Şimdi, evet, burada 15 milletvekili var. Bu 15 milletvekilinin içinde 10 AK PARTİ'li, 2 CHP'li, 2 MHP'li milletvekili var. Şöyle gösterebilirsiniz. Bu gösterdiğim resim Cudi Dağı'nın tepesinde çekilmiş bir resimdir arkadaşlar, 9 Nisan 2010. İsteyen arkadaşları -Mecliste her 4 parti grubuna söylüyorum- isteyen kim varsa arkadaşları istedikleri zaman bölgeye davet ediyorum, gidebiliriz. Hatta Habur'dan geçebiliriz. Sizi Kerkük'te Türkmenler ile Kürtlerin son yaşanan olaydaki kader birliğinde, Tuzhurmatu'da, peşmerge tugaylarının koruduğu Türkmenlerin olduğu bölgeye, Erbil Parlamentosundaki 8 Türkmen milletvekilinin de olduğu Kürdistan Parlamentosuna ve her kesimle görüştürmeye hazırız.

Arkadaşlar, bizim önergemiz basit bir isim değişikliği değil aslında çünkü biz diyoruz ki: Mademki toplumsal barışın ve müzakerelerin yasasını yapıyoruz, Meclis tarihî bir adım atıyor, elbette ki bunun adı "terörün sona erdirilmesi" olmamalıydı. Çünkü devasa bir Kürt sorununu konuşuyoruz Osmanlıdan cumhuriyete yüz elli yıldır intikal eden ve demokrasi, insan hakları sorunu, tarihsel ve sosyolojik anlamda kimlik sorunu, bir kültür sorunu, anlatım bakımından dil, eğitim, sosyolojik sorunları, yönetim sorunu, temsil sorunu, hak arama sorunu, hukuksal anlamda eşit ve özgür yurttaş olma sorunu, barış, bütünlük, gelişme, kalkınma sorunu, özgür ve gönüllü birliktelik sorunu ve hak eşitliği sorunu. Evet, sizler bunları böyle bilin, bu başlıkların birkaçını açtım. Her ne kadar yasada "siyasi, sosyal, ekonomik, kültürel vesaire" diyorsa da Profesör Edward Said'in şu sözleriyle size seslenmek istiyorum: "Herhangi bir siyasi eylemin terörizm olarak adlandırılması, ona siyaset, tarih, gelenek ve yorumun buluştuğu bir anlatı statüsü tanınmaması demektir.

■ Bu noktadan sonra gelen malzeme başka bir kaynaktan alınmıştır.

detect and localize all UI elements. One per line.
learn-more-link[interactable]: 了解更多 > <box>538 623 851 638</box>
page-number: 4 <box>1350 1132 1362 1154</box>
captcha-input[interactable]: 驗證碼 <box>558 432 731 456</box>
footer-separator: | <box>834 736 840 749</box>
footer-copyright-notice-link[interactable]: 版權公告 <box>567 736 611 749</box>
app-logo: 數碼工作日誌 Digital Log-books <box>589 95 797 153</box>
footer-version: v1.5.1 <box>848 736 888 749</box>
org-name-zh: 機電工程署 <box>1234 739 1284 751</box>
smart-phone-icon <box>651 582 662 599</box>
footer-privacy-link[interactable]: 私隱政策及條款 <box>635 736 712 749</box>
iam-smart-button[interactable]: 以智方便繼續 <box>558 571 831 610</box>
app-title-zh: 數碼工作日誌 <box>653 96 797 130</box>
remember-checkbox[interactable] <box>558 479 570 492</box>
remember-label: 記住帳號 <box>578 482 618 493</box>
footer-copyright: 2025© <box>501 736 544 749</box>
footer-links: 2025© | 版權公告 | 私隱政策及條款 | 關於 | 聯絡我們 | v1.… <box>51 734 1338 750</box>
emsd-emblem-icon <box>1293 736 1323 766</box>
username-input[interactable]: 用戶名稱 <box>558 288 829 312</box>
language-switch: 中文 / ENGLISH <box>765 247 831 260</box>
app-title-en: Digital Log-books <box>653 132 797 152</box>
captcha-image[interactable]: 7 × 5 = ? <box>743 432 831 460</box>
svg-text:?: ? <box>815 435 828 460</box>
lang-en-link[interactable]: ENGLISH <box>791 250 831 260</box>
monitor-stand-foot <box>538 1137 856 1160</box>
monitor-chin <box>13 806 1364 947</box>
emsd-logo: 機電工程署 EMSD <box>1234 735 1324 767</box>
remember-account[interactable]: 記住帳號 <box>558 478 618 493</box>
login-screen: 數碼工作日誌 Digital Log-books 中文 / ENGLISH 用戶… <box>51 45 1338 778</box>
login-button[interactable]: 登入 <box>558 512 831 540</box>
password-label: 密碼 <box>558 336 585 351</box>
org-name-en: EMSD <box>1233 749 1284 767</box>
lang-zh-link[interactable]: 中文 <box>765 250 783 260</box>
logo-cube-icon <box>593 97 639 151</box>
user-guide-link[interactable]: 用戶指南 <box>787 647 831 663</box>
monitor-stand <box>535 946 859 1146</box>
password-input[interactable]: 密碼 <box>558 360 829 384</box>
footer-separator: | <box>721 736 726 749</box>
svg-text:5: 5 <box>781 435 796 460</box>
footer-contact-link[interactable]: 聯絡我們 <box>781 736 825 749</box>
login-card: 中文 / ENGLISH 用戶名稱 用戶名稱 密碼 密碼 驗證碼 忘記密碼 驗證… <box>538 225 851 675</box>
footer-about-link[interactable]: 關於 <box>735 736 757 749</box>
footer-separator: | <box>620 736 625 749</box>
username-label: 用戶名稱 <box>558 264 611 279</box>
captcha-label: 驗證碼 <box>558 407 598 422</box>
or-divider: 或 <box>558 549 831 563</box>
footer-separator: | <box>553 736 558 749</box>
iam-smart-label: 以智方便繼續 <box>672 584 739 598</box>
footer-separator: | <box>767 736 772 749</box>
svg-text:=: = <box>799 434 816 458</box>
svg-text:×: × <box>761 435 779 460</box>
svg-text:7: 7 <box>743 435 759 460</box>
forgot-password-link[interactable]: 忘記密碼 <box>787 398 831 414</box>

Filistin meselesinin başına gelen buydu, Kürt meselesinin başına gelen de budur; birinin gerillası, ötekinin teröristidir." diyor. Oysaki biz son otuz yılı konuşmuyoruz arkadaşlar. Son otuz yılı konuşursak en büyük teröristler, darbe yapıp bu Meclisi kapatan, bu Meclisteki partileri kapatan, bu Meclisteki liderleri Zincirbozan'a koyan darbeci teröristlerdir. "Terörist" denen, kendi köylüsüne dışkı yedirenlerdir; "terörist" dedikleriniz, 4 bin köyü çocuklarıyla cayır cayır yakanlardır; "terörist" dedikleriniz, arkasından kurşunlar sıkarak 17.500 faili meçhul cinayeti işleyenlerdir, bunları artırabiliriz arkadaşlar.

Size şunu söylemek istiyorum: Birleşmiş Milletlerin bugüne kadar 130 tane terörist tanımı var, Türkiye'de de 30 defa değişen bir terör tanımı var. Türküler, diller, kitaplar, şarkılar, halaylar, insanlar, yazarlar, kitaplar, bunların hiçbiri terörist değil ama bu ülkenin sıkıyönetimlerinde, DGM'lerinde ve özel yetkili mahkemelerinde hepsi terörist olarak ceza aldı, hüküm giydi, içeri girdi. Onun için, bu kavram doğru bir kavram değildir.

Tarih önünde yarın sizi pişman bırakmaması için önergemizin kabulünü diliyoruz arkadaşlar hepinizden.